Not only do we use fisheyes for panoramas, we can also use conventional lenses (both prime and zoom). And, we don't have to shoot full 360x180 panoramas - partial cylindrical panoramas can work quite well for story telling especially if you need a really wide view. If you remember the Widelux or Horizon panoramic film cameras, these panoramas will remind you of that"bananarama" effect. Here's an example I shot earlier this year where I needed to have both the building we were reporting on and the skyline. Another advantage of cylindrical panos is they're easier to publish in print - you don't have the extreme distortion at the top and bottom of the images as in equirectangular projections.
The database includes Field of View parameters for these lenses, and (this is the best part) it tells you how to set up a multi-row panorama. The key info is: pitch in degrees for each row, number of rows, and number of images per row. This is key information if you're going to stitch a multi-row, high-resolution panorama for posting to gigapan.org (see an earlier post for details). PTGui handles these multi-row panoramas quite nicely.
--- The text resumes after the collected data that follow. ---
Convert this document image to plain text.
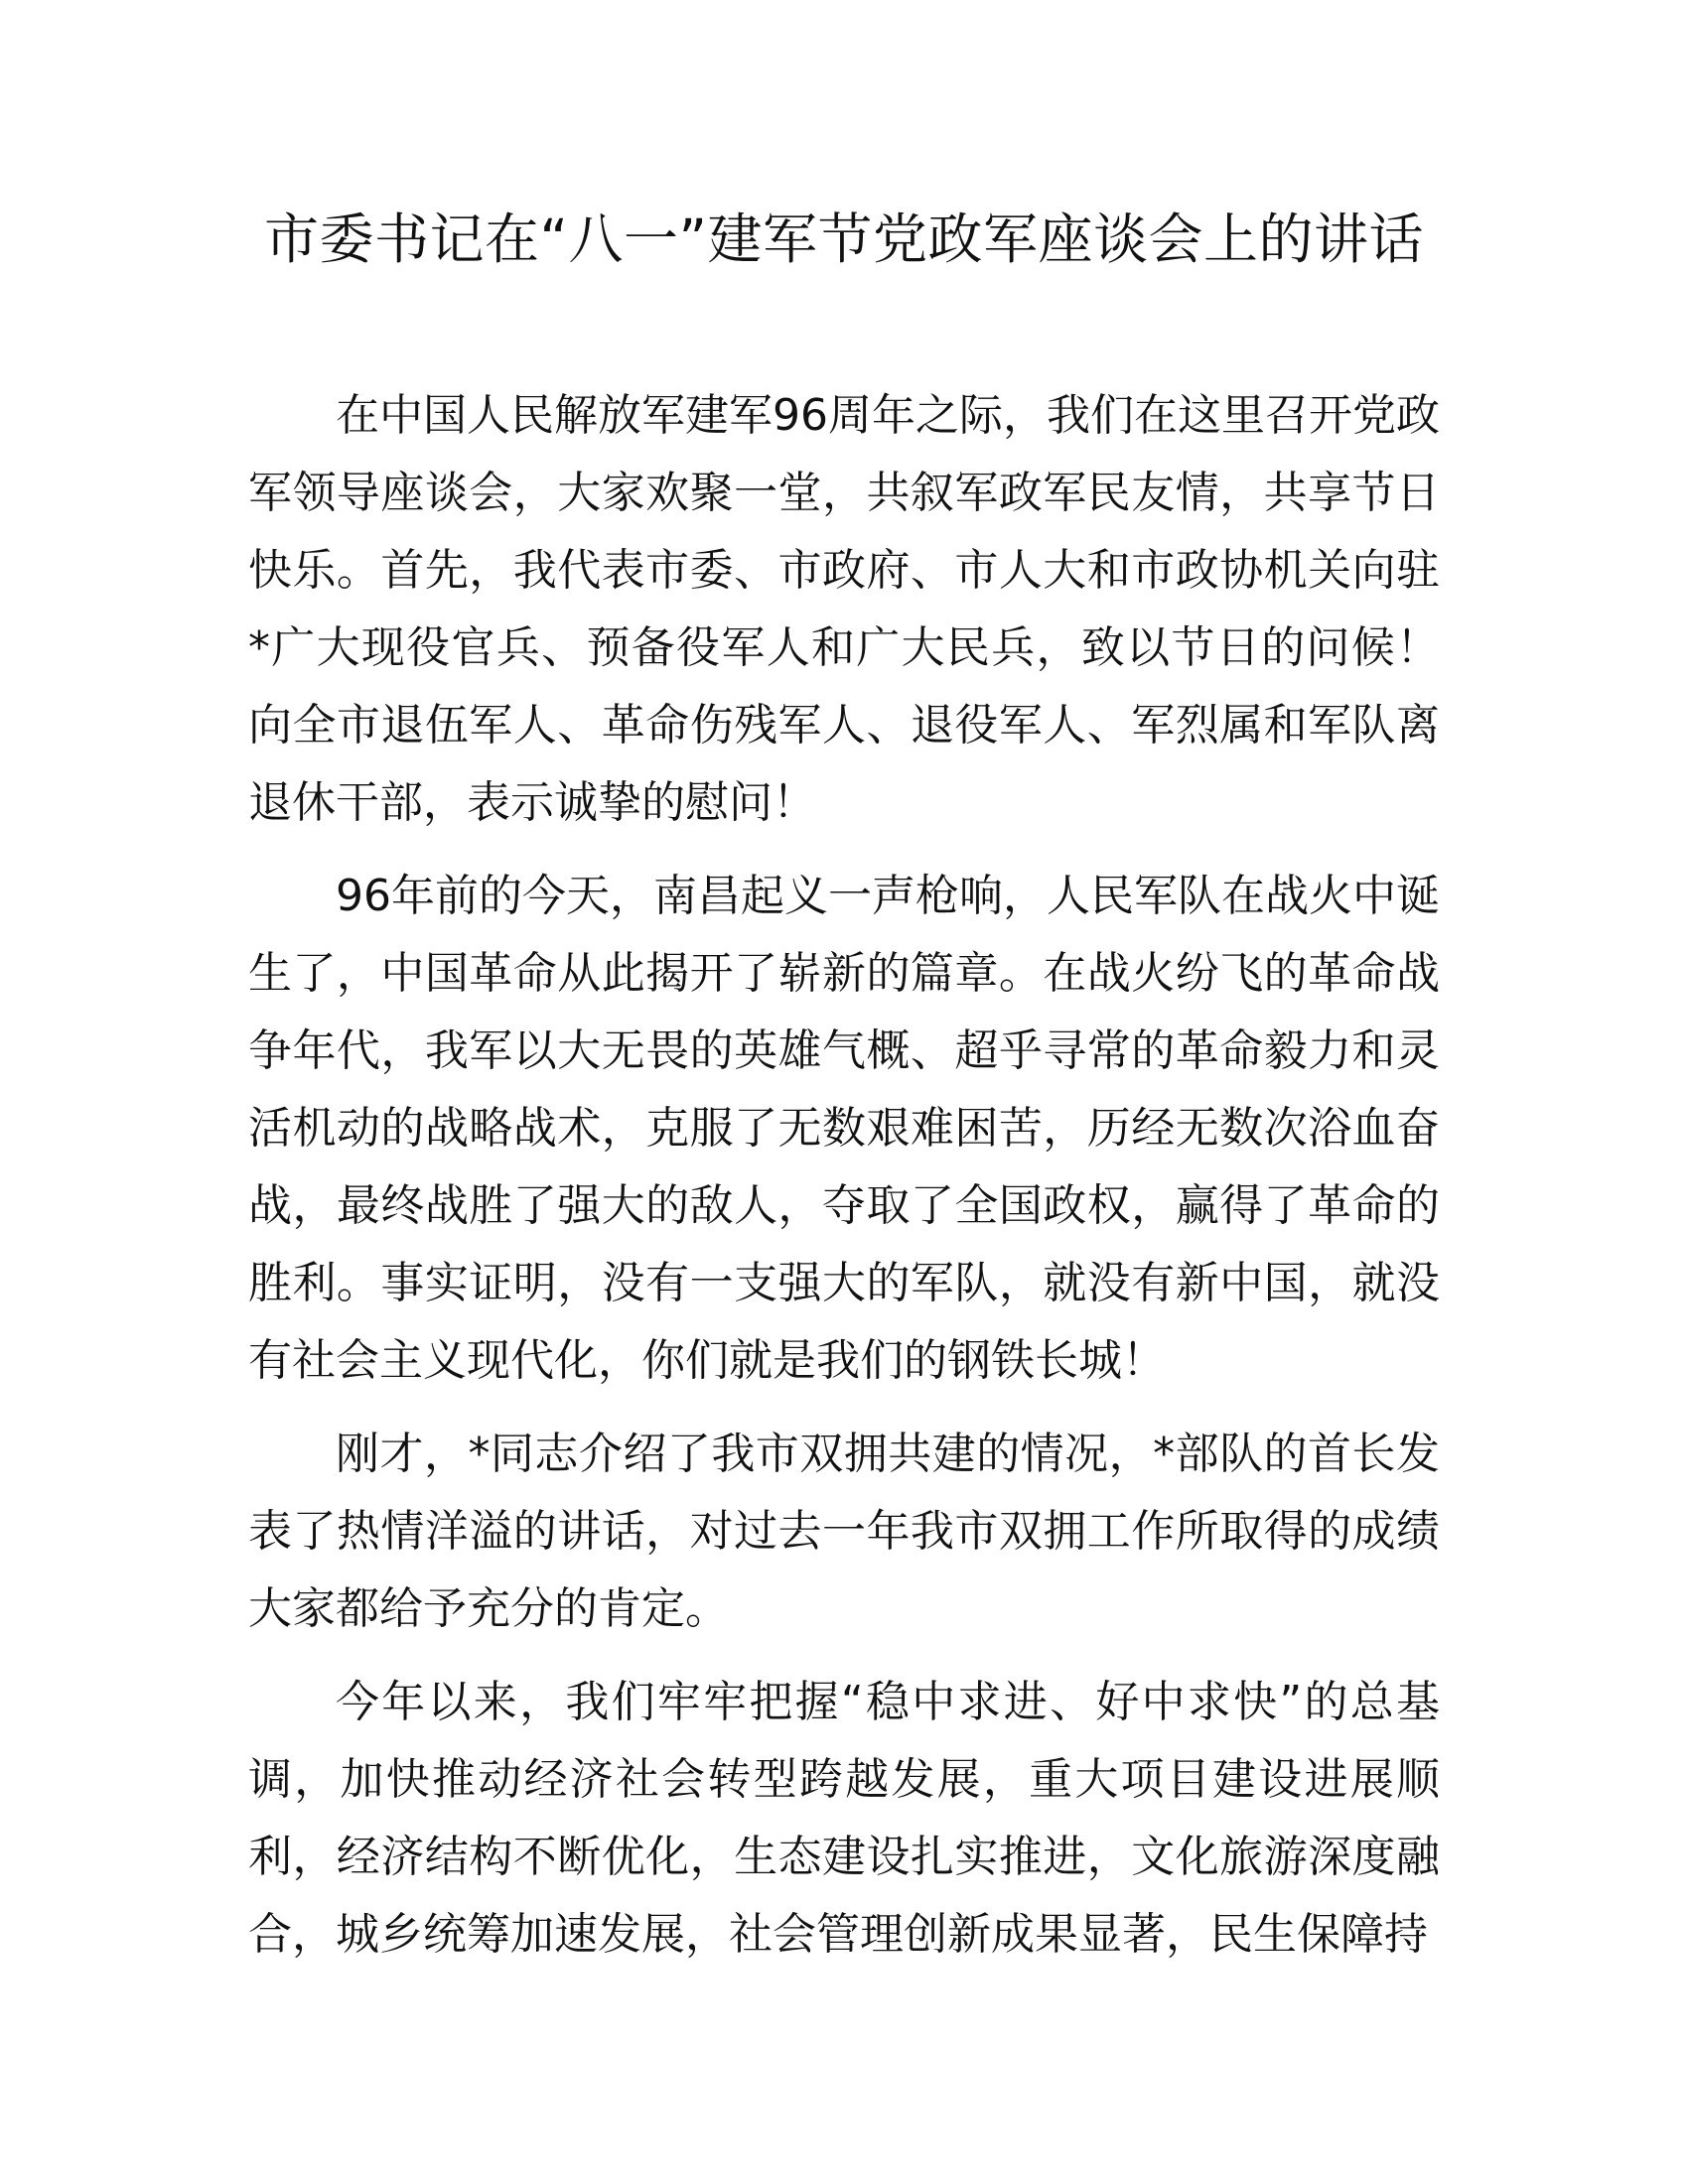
市委书记在“八一”建军节党政军座谈会上的讲话

在中国人民解放军建军96周年之际，我们在这里召开党政军领导座谈会，大家欢聚一堂，共叙军政军民友情，共享节日快乐。首先，我代表市委、市政府、市人大和市政协机关向驻*广大现役官兵、预备役军人和广大民兵，致以节日的问候！向全市退伍军人、革命伤残军人、退役军人、军烈属和军队离退休干部，表示诚挚的慰问！

96年前的今天，南昌起义一声枪响，人民军队在战火中诞生了，中国革命从此揭开了崭新的篇章。在战火纷飞的革命战争年代，我军以大无畏的英雄气概、超乎寻常的革命毅力和灵活机动的战略战术，克服了无数艰难困苦，历经无数次浴血奋战，最终战胜了强大的敌人，夺取了全国政权，赢得了革命的胜利。事实证明，没有一支强大的军队，就没有新中国，就没有社会主义现代化，你们就是我们的钢铁长城！

刚才，*同志介绍了我市双拥共建的情况，*部队的首长发表了热情洋溢的讲话，对过去一年我市双拥工作所取得的成绩大家都给予充分的肯定。

今年以来，我们牢牢把握“稳中求进、好中求快”的总基调，加快推动经济社会转型跨越发展，重大项目建设进展顺利，经济结构不断优化，生态建设扎实推进，文化旅游深度融合，城乡统筹加速发展，社会管理创新成果显著，民生保障持
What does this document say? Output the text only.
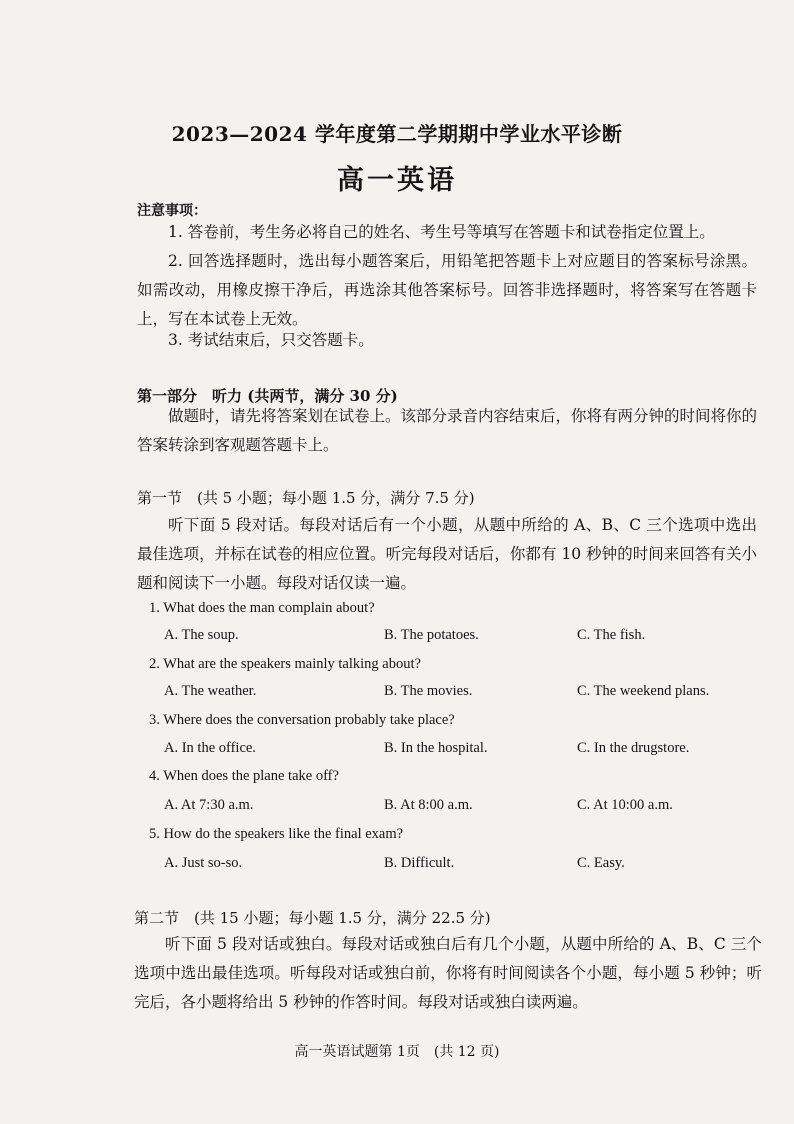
2023—2024 学年度第二学期期中学业水平诊断
高一英语
注意事项：
1. 答卷前，考生务必将自己的姓名、考生号等填写在答题卡和试卷指定位置上。
2. 回答选择题时，选出每小题答案后，用铅笔把答题卡上对应题目的答案标号涂黑。如需改动，用橡皮擦干净后，再选涂其他答案标号。回答非选择题时，将答案写在答题卡上，写在本试卷上无效。
3. 考试结束后，只交答题卡。
第一部分　听力 (共两节，满分 30 分)
做题时，请先将答案划在试卷上。该部分录音内容结束后，你将有两分钟的时间将你的答案转涂到客观题答题卡上。
第一节　(共 5 小题；每小题 1.5 分，满分 7.5 分)
听下面 5 段对话。每段对话后有一个小题，从题中所给的 A、B、C 三个选项中选出最佳选项，并标在试卷的相应位置。听完每段对话后，你都有 10 秒钟的时间来回答有关小题和阅读下一小题。每段对话仅读一遍。
1. What does the man complain about?
A. The soup.	B. The potatoes.	C. The fish.
2. What are the speakers mainly talking about?
A. The weather.	B. The movies.	C. The weekend plans.
3. Where does the conversation probably take place?
A. In the office.	B. In the hospital.	C. In the drugstore.
4. When does the plane take off?
A. At 7:30 a.m.	B. At 8:00 a.m.	C. At 10:00 a.m.
5. How do the speakers like the final exam?
A. Just so-so.	B. Difficult.	C. Easy.
第二节　(共 15 小题；每小题 1.5 分，满分 22.5 分)
听下面 5 段对话或独白。每段对话或独白后有几个小题，从题中所给的 A、B、C 三个选项中选出最佳选项。听每段对话或独白前，你将有时间阅读各个小题，每小题 5 秒钟；听完后，各小题将给出 5 秒钟的作答时间。每段对话或独白读两遍。
高一英语试题第 1页　(共 12 页)
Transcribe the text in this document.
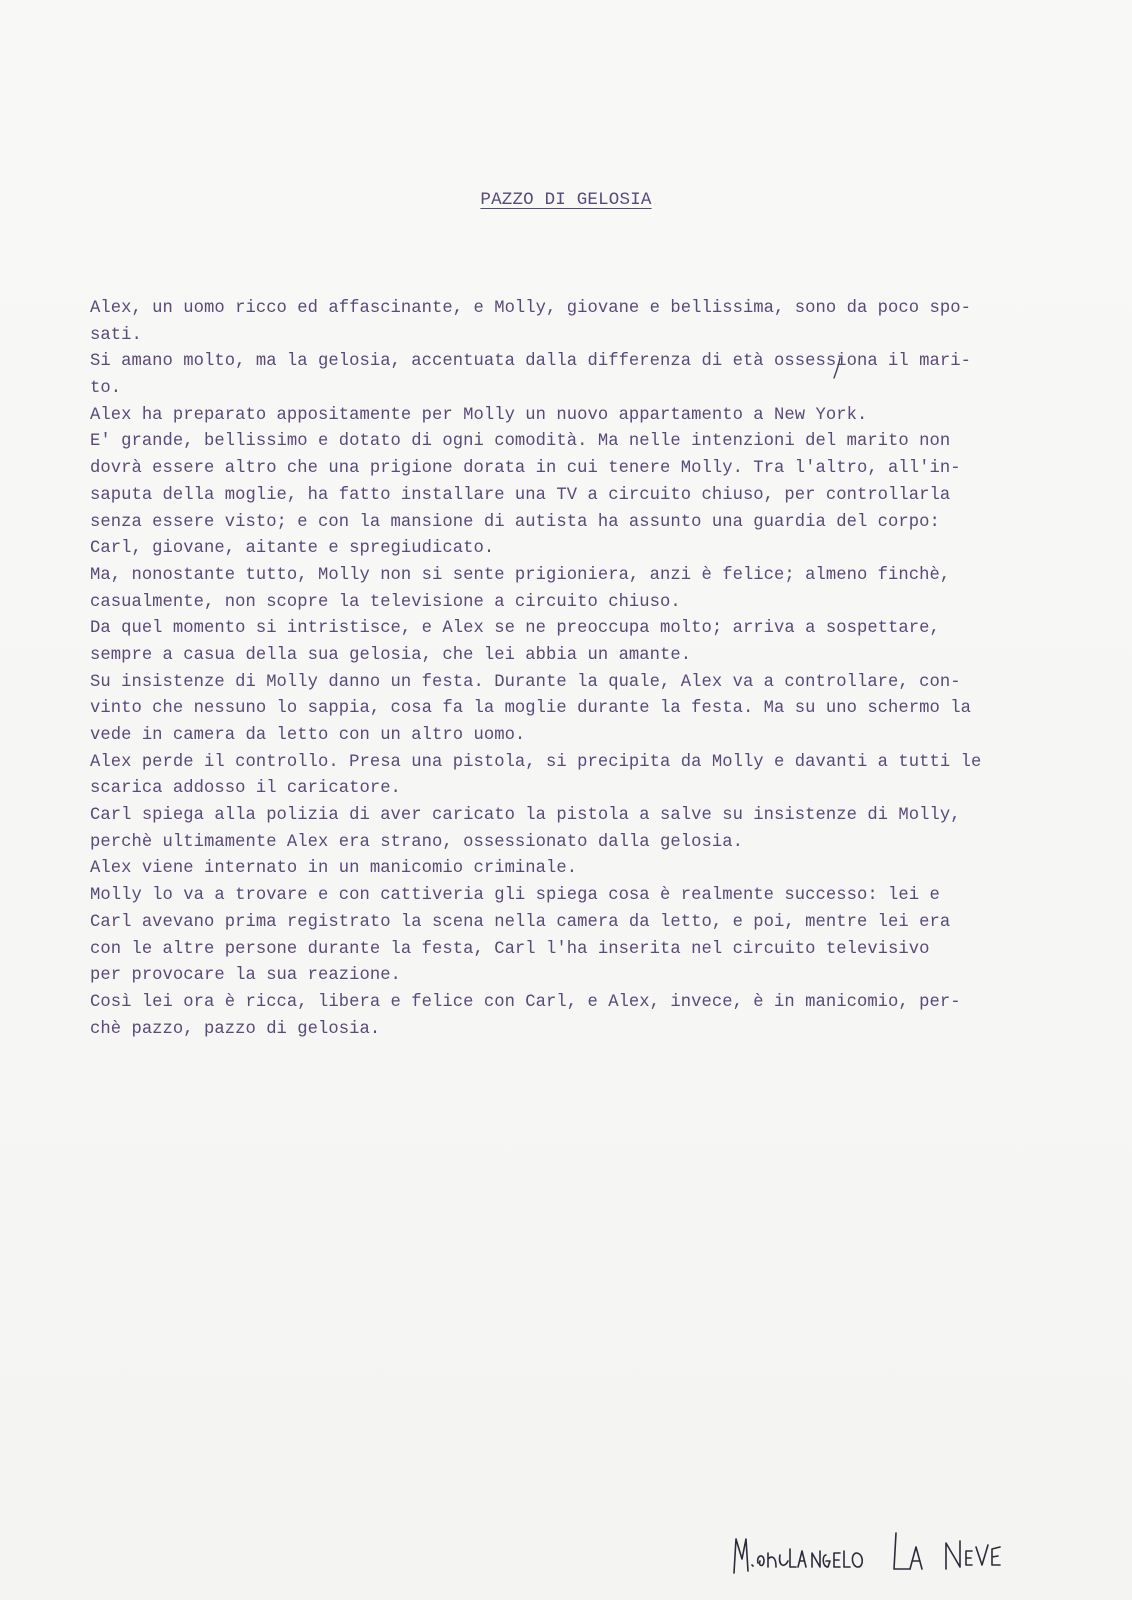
PAZZO DI GELOSIA
Alex, un uomo ricco ed affascinante, e Molly, giovane e bellissima, sono da poco spo-
sati.
Si amano molto, ma la gelosia, accentuata dalla differenza di età ossessiona il mari-
to.
Alex ha preparato appositamente per Molly un nuovo appartamento a New York.
E' grande, bellissimo e dotato di ogni comodità. Ma nelle intenzioni del marito non
dovrà essere altro che una prigione dorata in cui tenere Molly. Tra l'altro, all'in-
saputa della moglie, ha fatto installare una TV a circuito chiuso, per controllarla
senza essere visto; e con la mansione di autista ha assunto una guardia del corpo:
Carl, giovane, aitante e spregiudicato.
Ma, nonostante tutto, Molly non si sente prigioniera, anzi è felice; almeno finchè,
casualmente, non scopre la televisione a circuito chiuso.
Da quel momento si intristisce, e Alex se ne preoccupa molto; arriva a sospettare,
sempre a casua della sua gelosia, che lei abbia un amante.
Su insistenze di Molly danno un festa. Durante la quale, Alex va a controllare, con-
vinto che nessuno lo sappia, cosa fa la moglie durante la festa. Ma su uno schermo la
vede in camera da letto con un altro uomo.
Alex perde il controllo. Presa una pistola, si precipita da Molly e davanti a tutti le
scarica addosso il caricatore.
Carl spiega alla polizia di aver caricato la pistola a salve su insistenze di Molly,
perchè ultimamente Alex era strano, ossessionato dalla gelosia.
Alex viene internato in un manicomio criminale.
Molly lo va a trovare e con cattiveria gli spiega cosa è realmente successo: lei e
Carl avevano prima registrato la scena nella camera da letto, e poi, mentre lei era
con le altre persone durante la festa, Carl l'ha inserita nel circuito televisivo
per provocare la sua reazione.
Così lei ora è ricca, libera e felice con Carl, e Alex, invece, è in manicomio, per-
chè pazzo, pazzo di gelosia.
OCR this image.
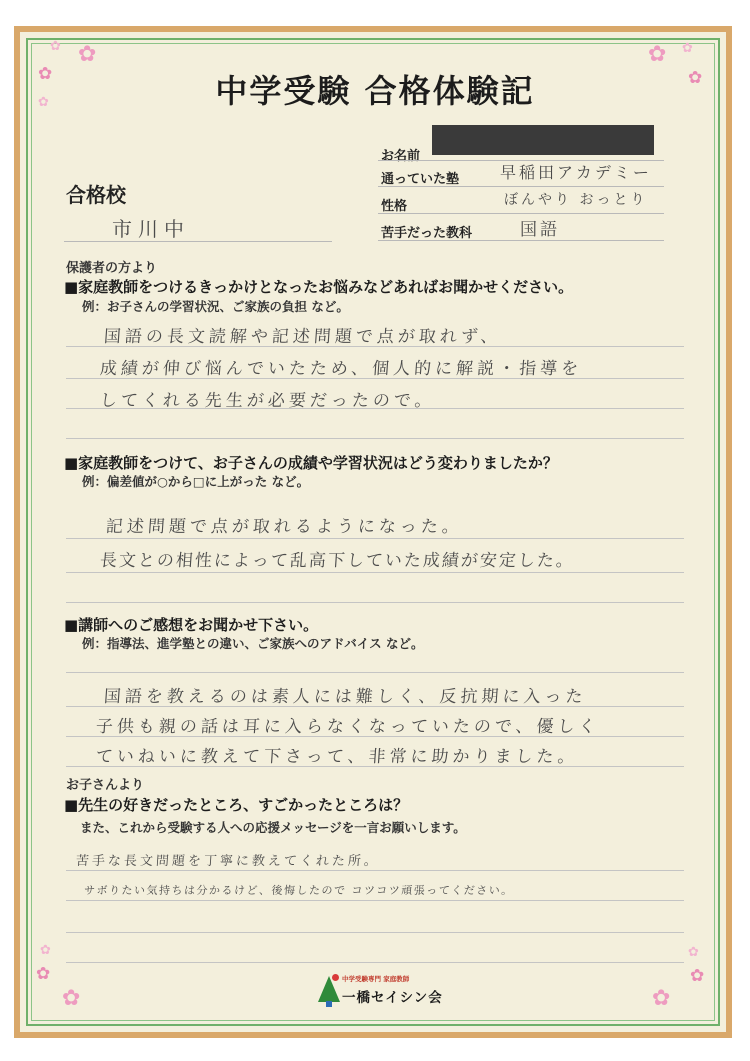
✿
✿
✿
✿
✿ ✿
✿
✿
✿
✿
✿
✿
✿
中学受験 合格体験記
お名前
通っていた塾	早稲田アカデミー
性格	ぼんやり おっとり
苦手だった教科	国語
合格校
市川中
保護者の方より
■家庭教師をつけるきっかけとなったお悩みなどあればお聞かせください。
例：お子さんの学習状況、ご家族の負担 など。
国語の長文読解や記述問題で点が取れず、
成績が伸び悩んでいたため、個人的に解説・指導を
してくれる先生が必要だったので。
■家庭教師をつけて、お子さんの成績や学習状況はどう変わりましたか？
例：偏差値が○から□に上がった など。
記述問題で点が取れるようになった。
長文との相性によって乱高下していた成績が安定した。
■講師へのご感想をお聞かせ下さい。
例：指導法、進学塾との違い、ご家族へのアドバイス など。
国語を教えるのは素人には難しく、反抗期に入った
子供も親の話は耳に入らなくなっていたので、優しく
ていねいに教えて下さって、非常に助かりました。
お子さんより
■先生の好きだったところ、すごかったところは？
また、これから受験する人への応援メッセージを一言お願いします。
苦手な長文問題を丁寧に教えてくれた所。
サボりたい気持ちは分かるけど、後悔したので コツコツ頑張ってください。
中学受験専門 家庭教師
一橋セイシン会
Tuesday, September 9, 2008
Monday, September 8, 2008
Back from Beijing, Gabriel Dance of nyt.com puts the viewer there during Sarah Palin's speech at the Republican National Convention. I was struck by this pano in that I can't find a single stitching error anywhere, which is impressive given the situation and subject matter.
I asked Gabriel about the shoot and his gear. Here's his response, which sums up the difficulties of making panos in these situations:
Camera: 5D, 15mm fisheye lens
Rig: ballhead tripod, nodal ninja 5
Stitching: PTGUI Pro
"The most difficult thing about these shots is getting them (which
sounds obvious), but really in these types of situations, as you well
know, all the photogs are trying to get their shots and it's a
balancing act between getting the pano, and not getting shanked by an
angry photog's monopod after blocking their shot. And the space is at
a premium as you can tell from the pano. For this one I was on the
stage left cut-stand and I made sure to get their a good hour before
the shot. Shake hands with the other photographers and let them know
what I'm doing. Let them know that I'll keep my tripod tight and in
my spot. Then, when the time is right, hit the shots as quickly as I
can, making sure not to push/move/lean on the tripod.
And hope for the best...
Then it's some Photoshop, just a little bit of layer blending is
sometimes necessary in case anybody is obviously cut in half, and then
we're done. With these speed is essential. I had this up a lil over
an hour after it was shot."
The embedded audio (recorded by Lisa Tozzi) is an excellent addition.